University of Technology Sydney
Associate Professor Jiajia Zhou has emerged as an international leader in the application of single particle spectroscopy with a global network of collaborators in areas including visual display technology, security inks and personalised medicine.
She currently holds an Australian Research Council Future Fellowship and National Health and Medical Research Council Investigator Grant. She has won a number of major awards including the 2022 David Syme Research Award, 2019 Sturges Prize, and 2018 Nanomaterials Young Investigator Award. She was also a finalist in the 2020 Australian Museum Eureka Prize for Emerging Leader in Science and 2019 Australian Museum Eureka Prize for Outstanding Early Career Researcher. Associate Professor Zhou has published more than 110 papers in a range of prestigious journals including 10 Nature X (2 Nature, 4 Nature Photonics, 1 Nature Methods and 3 Nature Communications). Her work has attracted more than 6,600 citations with a Google h-index of 41.

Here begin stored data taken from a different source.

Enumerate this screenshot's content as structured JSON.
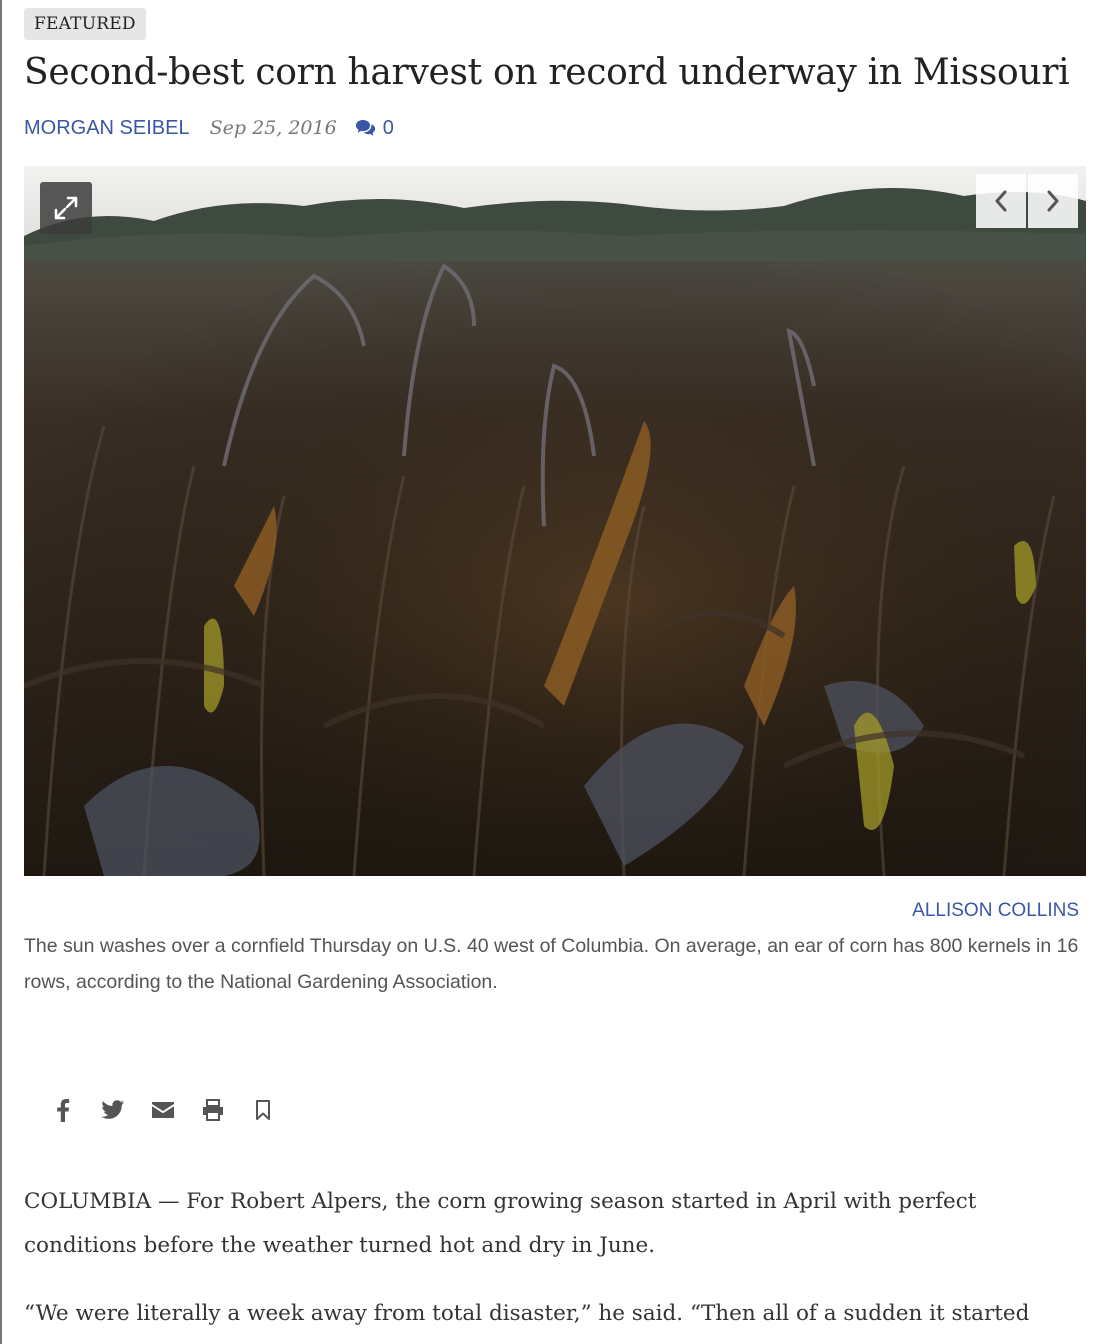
{
  "article": {
    "badge": "FEATURED",
    "headline": "Second-best corn harvest on record underway in Missouri",
    "author": "MORGAN SEIBEL",
    "date": "Sep 25, 2016",
    "comment_count": "0"
  },
  "photo": {
    "credit": "ALLISON COLLINS",
    "caption": "The sun washes over a cornfield Thursday on U.S. 40 west of Columbia. On average, an ear of corn has 800 kernels in 16 rows, according to the National Gardening Association.",
    "icons": {
      "expand": "expand-icon",
      "prev": "chevron-left-icon",
      "next": "chevron-right-icon"
    }
  },
  "share": [
    "facebook-icon",
    "twitter-icon",
    "envelope-icon",
    "print-icon",
    "bookmark-icon"
  ],
  "body": {
    "paragraphs": [
      "COLUMBIA — For Robert Alpers, the corn growing season started in April with perfect conditions before the weather turned hot and dry in June.",
      "“We were literally a week away from total disaster,” he said. “Then all of a sudden it started"
    ]
  },
  "colors": {
    "link": "#3a56a6",
    "text": "#333333",
    "caption": "#555555",
    "badge_bg": "#e6e6e6"
  }
}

She received her PhD in Materials Science and Engineering in 2013 from Zhejiang University, and then joined the China Jiliang University. In 2016, she joined UTS Institute for Biomedical Materials and Devices where she has worked on making nanoparticles even smaller while retaining their useful optical properties. This removes an obstacle to further improvements in resolution and sensitivity in areas such as display technologies, security inks, bio-imaging, and sensing. She has also worked on applying these technologies in rapid COVID-19 antigen tests, and protein and pathogen detection for the food industry.